Israel’s announcement of it’s largest agricultural land seizure since 2014 has drawn harsh criticism from Palestinian and Western authorities. Palestine officials announced they would push for a UN resolution decrying Israeli settlement policies.

“Settlement activities are a violation of international law and run counter to the public pronouncements of the government of Israel supporting a two-state solution to the conflict,” UN Secretary General Ban Ki-moon said in a statement.

The move follows diplomatic clashes this week between Washington and Jerusalem, as US ambassador to Israel Dan Shapiro angered Israeli state representatives by issuing a statement that the US was concerned and perplexed by Israel’s West Bank policy.

“We believe they’re fundamentally incompatible with a two-state solution and call into question, frankly, the Israeli government’s commitment to a two-state solution,” deputy State Department spokesman Mark Toner said on Wednesday.

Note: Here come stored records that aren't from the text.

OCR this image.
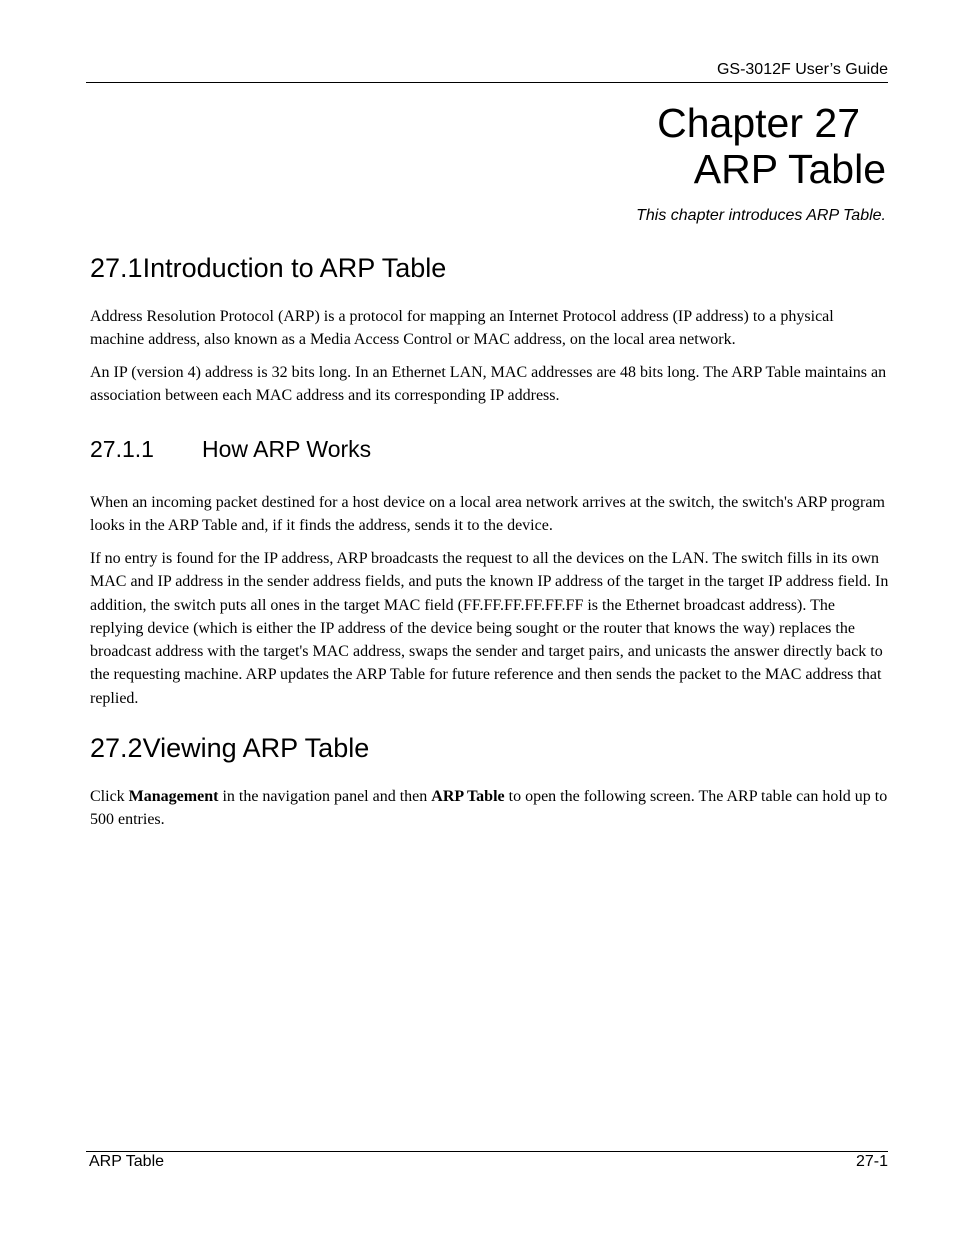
GS-3012F User’s Guide
Chapter 27
ARP Table
This chapter introduces ARP Table.
27.1Introduction to ARP Table

Address Resolution Protocol (ARP) is a protocol for mapping an Internet Protocol address (IP address) to a physical machine address, also known as a Media Access Control or MAC address, on the local area network.

An IP (version 4) address is 32 bits long. In an Ethernet LAN, MAC addresses are 48 bits long. The ARP Table maintains an association between each MAC address and its corresponding IP address.

27.1.1 How ARP Works

When an incoming packet destined for a host device on a local area network arrives at the switch, the switch's ARP program looks in the ARP Table and, if it finds the address, sends it to the device.

If no entry is found for the IP address, ARP broadcasts the request to all the devices on the LAN. The switch fills in its own MAC and IP address in the sender address fields, and puts the known IP address of the target in the target IP address field. In addition, the switch puts all ones in the target MAC field (FF.FF.FF.FF.FF.FF is the Ethernet broadcast address). The replying device (which is either the IP address of the device being sought or the router that knows the way) replaces the broadcast address with the target's MAC address, swaps the sender and target pairs, and unicasts the answer directly back to the requesting machine. ARP updates the ARP Table for future reference and then sends the packet to the MAC address that replied.

27.2Viewing ARP Table

Click Management in the navigation panel and then ARP Table to open the following screen. The ARP table can hold up to 500 entries.

ARP Table	27-1
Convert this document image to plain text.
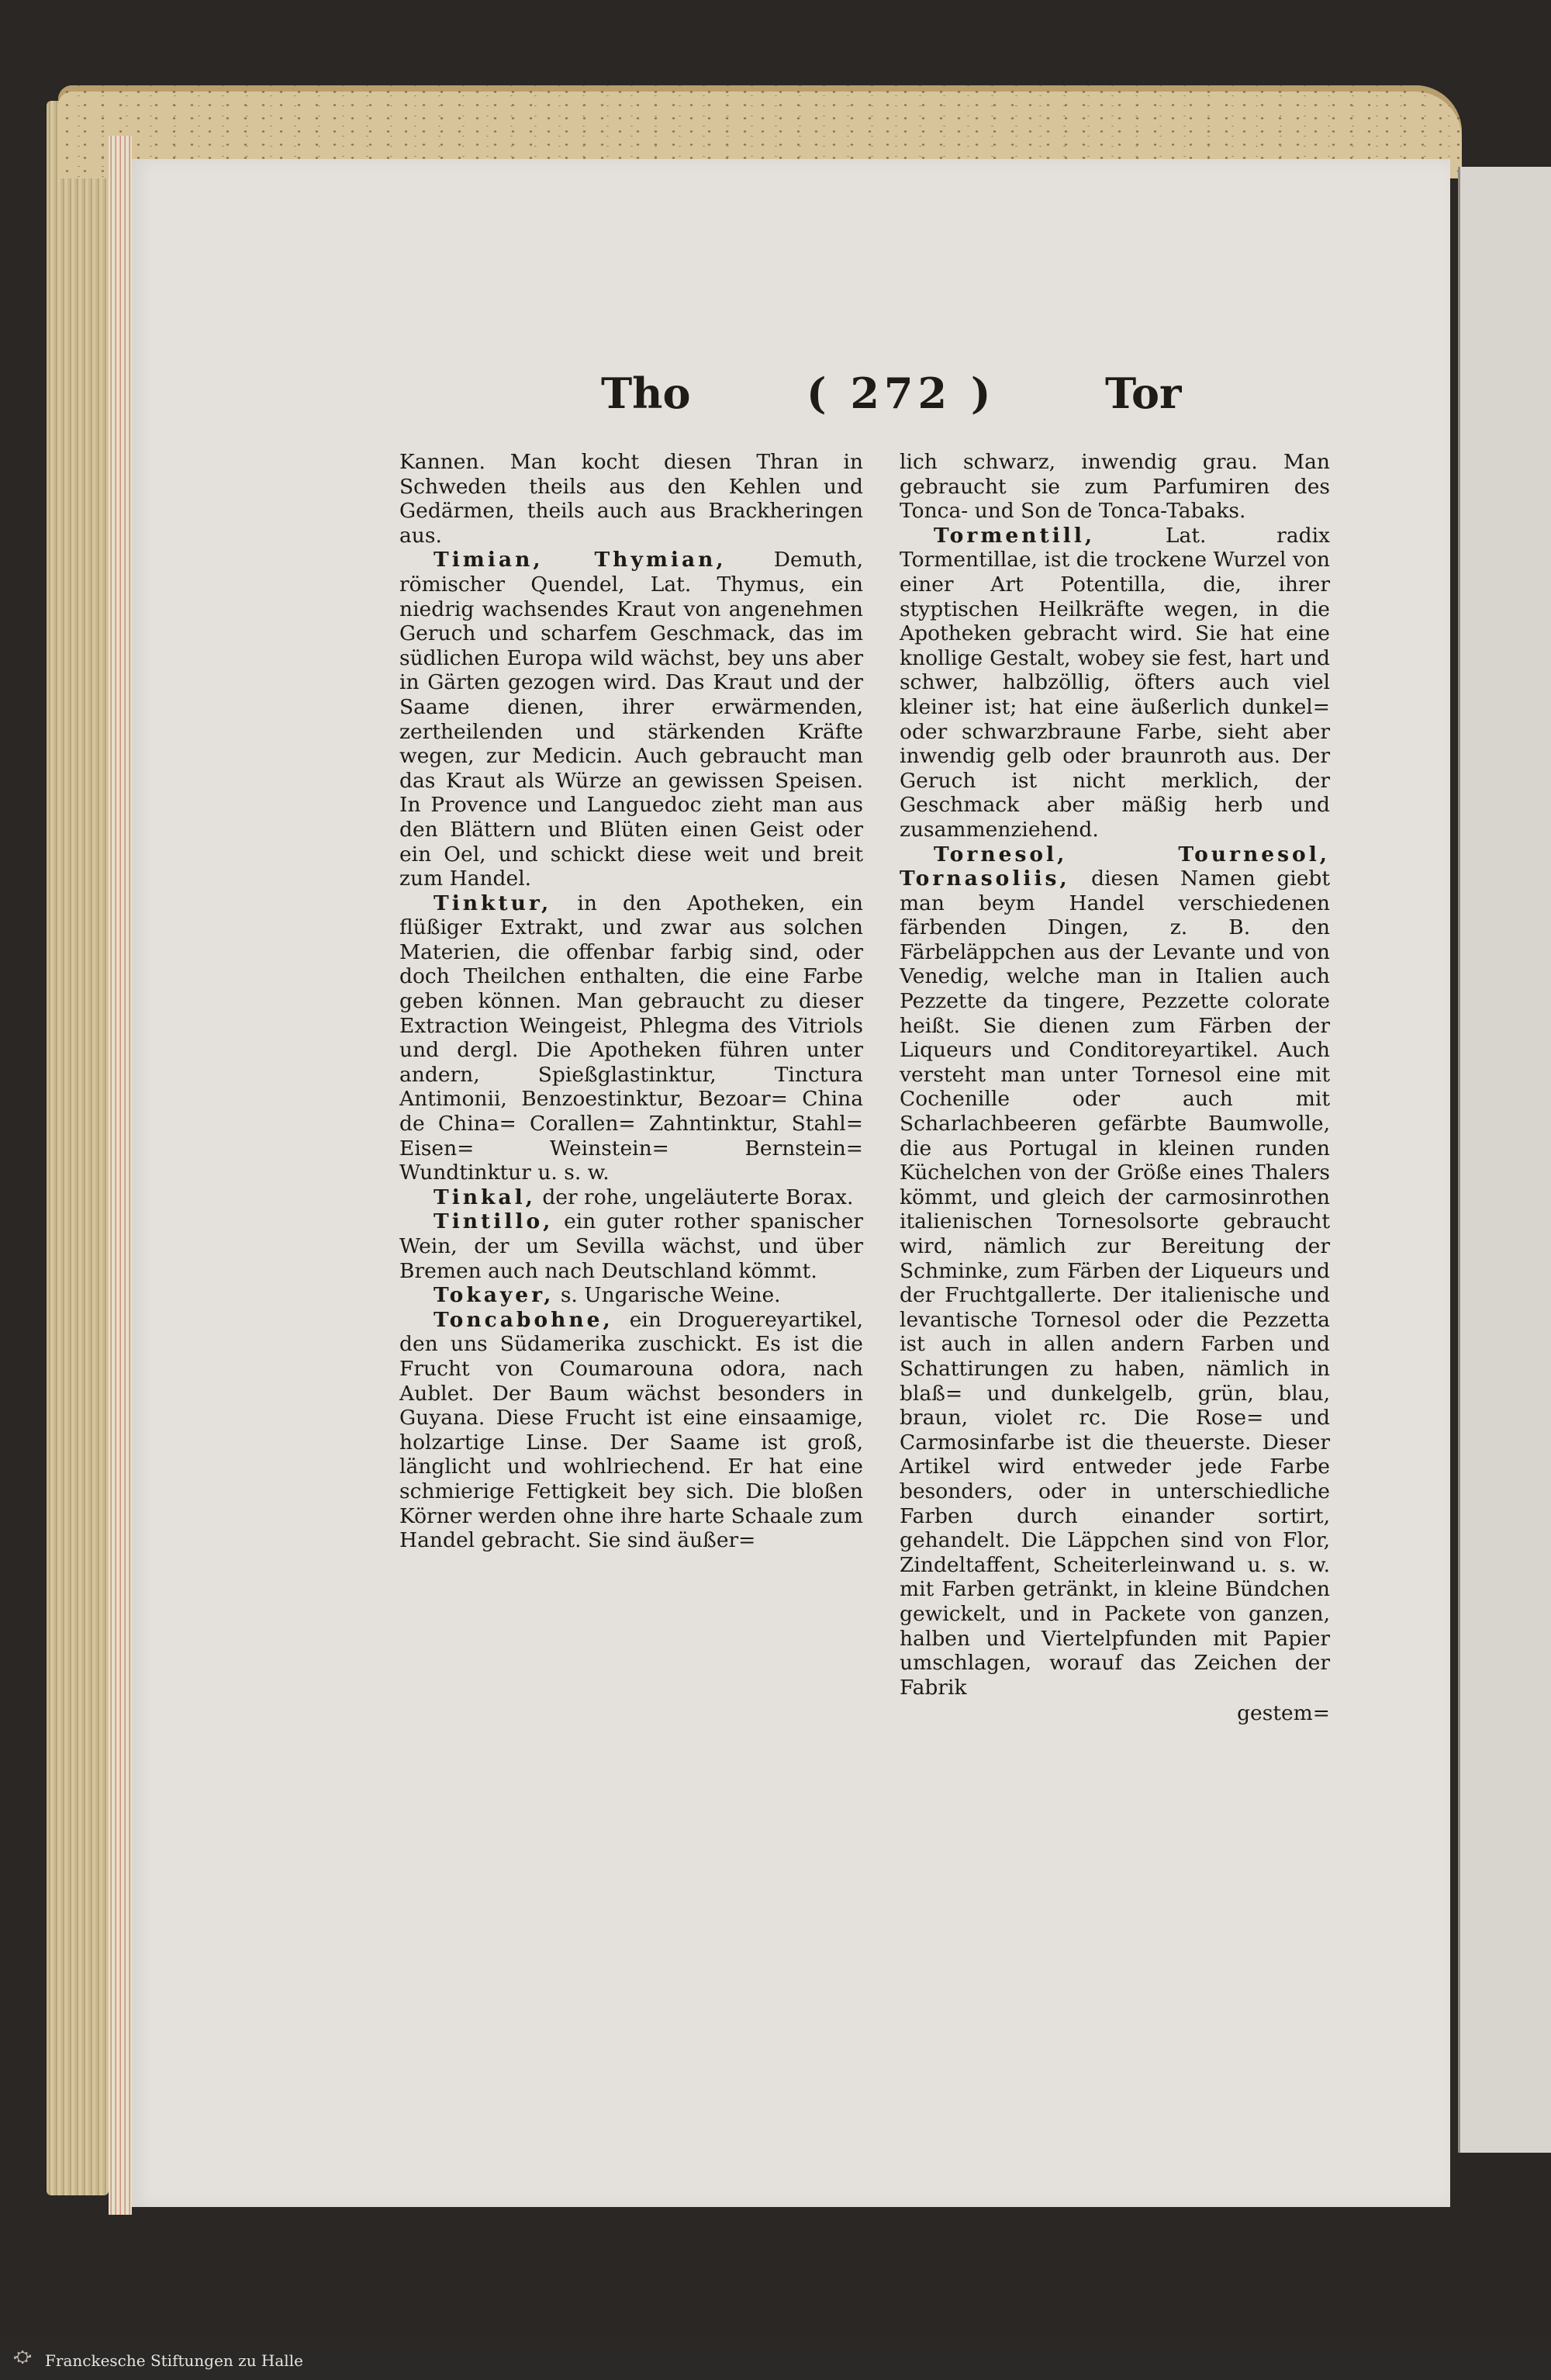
Tho	( 272 )	Tor

Kannen. Man kocht diesen Thran in Schweden theils aus den Kehlen und Gedärmen, theils auch aus Brackheringen aus.

Timian, Thymian, Demuth, römischer Quendel, Lat. Thymus, ein niedrig wachsendes Kraut von angenehmen Geruch und scharfem Geschmack, das im südlichen Europa wild wächst, bey uns aber in Gärten gezogen wird. Das Kraut und der Saame dienen, ihrer erwärmenden, zertheilenden und stärkenden Kräfte wegen, zur Medicin. Auch gebraucht man das Kraut als Würze an gewissen Speisen. In Provence und Languedoc zieht man aus den Blättern und Blüten einen Geist oder ein Oel, und schickt diese weit und breit zum Handel.

Tinktur, in den Apotheken, ein flüßiger Extrakt, und zwar aus solchen Materien, die offenbar farbig sind, oder doch Theilchen enthalten, die eine Farbe geben können. Man gebraucht zu dieser Extraction Weingeist, Phlegma des Vitriols und dergl. Die Apotheken führen unter andern, Spießglastinktur, Tinctura Antimonii, Benzoestinktur, Bezoar= China de China= Corallen= Zahntinktur, Stahl= Eisen= Weinstein= Bernstein= Wundtinktur u. s. w.

Tinkal, der rohe, ungeläuterte Borax.

Tintillo, ein guter rother spanischer Wein, der um Sevilla wächst, und über Bremen auch nach Deutschland kömmt.

Tokayer, s. Ungarische Weine.

Toncabohne, ein Droguereyartikel, den uns Südamerika zuschickt. Es ist die Frucht von Coumarouna odora, nach Aublet. Der Baum wächst besonders in Guyana. Diese Frucht ist eine einsaamige, holzartige Linse. Der Saame ist groß, länglicht und wohlriechend. Er hat eine schmierige Fettigkeit bey sich. Die bloßen Körner werden ohne ihre harte Schaale zum Handel gebracht. Sie sind äußer=

lich schwarz, inwendig grau. Man gebraucht sie zum Parfumiren des Tonca- und Son de Tonca-Tabaks.

Tormentill, Lat. radix Tormentillae, ist die trockene Wurzel von einer Art Potentilla, die, ihrer styptischen Heilkräfte wegen, in die Apotheken gebracht wird. Sie hat eine knollige Gestalt, wobey sie fest, hart und schwer, halbzöllig, öfters auch viel kleiner ist; hat eine äußerlich dunkel= oder schwarzbraune Farbe, sieht aber inwendig gelb oder braunroth aus. Der Geruch ist nicht merklich, der Geschmack aber mäßig herb und zusammenziehend.

Tornesol, Tournesol, Tornasoliis, diesen Namen giebt man beym Handel verschiedenen färbenden Dingen, z. B. den Färbeläppchen aus der Levante und von Venedig, welche man in Italien auch Pezzette da tingere, Pezzette colorate heißt. Sie dienen zum Färben der Liqueurs und Conditoreyartikel. Auch versteht man unter Tornesol eine mit Cochenille oder auch mit Scharlachbeeren gefärbte Baumwolle, die aus Portugal in kleinen runden Küchelchen von der Größe eines Thalers kömmt, und gleich der carmosinrothen italienischen Tornesolsorte gebraucht wird, nämlich zur Bereitung der Schminke, zum Färben der Liqueurs und der Fruchtgallerte. Der italienische und levantische Tornesol oder die Pezzetta ist auch in allen andern Farben und Schattirungen zu haben, nämlich in blaß= und dunkelgelb, grün, blau, braun, violet rc. Die Rose= und Carmosinfarbe ist die theuerste. Dieser Artikel wird entweder jede Farbe besonders, oder in unterschiedliche Farben durch einander sortirt, gehandelt. Die Läppchen sind von Flor, Zindeltaffent, Scheiterleinwand u. s. w. mit Farben getränkt, in kleine Bündchen gewickelt, und in Packete von ganzen, halben und Viertelpfunden mit Papier umschlagen, worauf das Zeichen der Fabrik

gestem=

⛮ Franckesche Stiftungen zu Halle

In a move certain to bite the hand that feeds, Israeli forces destroyed six housing structures in the West Bank that were part of a project funded by a humanitarian arm of the EU. The structures were intended for Bedouins living in an area between Jerusalem and the Dead Sea, locally known as E1. Israeli construction in the area would split the West Bank, cutting Palestinians off from East Jerusalem, the city they seek to make their capital.

Israeli officials have not responded to global condemnation of the demolitions and incipient annexation, but Prime Minister Benjamin Netanyahu suggested last week that EU construction in the area, whether humanitarian or otherwise, was not legal.

“They’re building without authorization, against the accepted rules, and there’s a clear attempt to create political realities,” he remarked to media.

To justify the seizure of land, Israel has previously used an 1858 Ottoman law stipulating that land that lies uncultivated for a specific period of time can revert to government property.

Territories that Israel intends to appropriate are part of the land Palestinians claim for the recognition of their independent state in the West Bank, Gaza and East Jerusalem; areas Israel seized in the 1967 Six-Day War.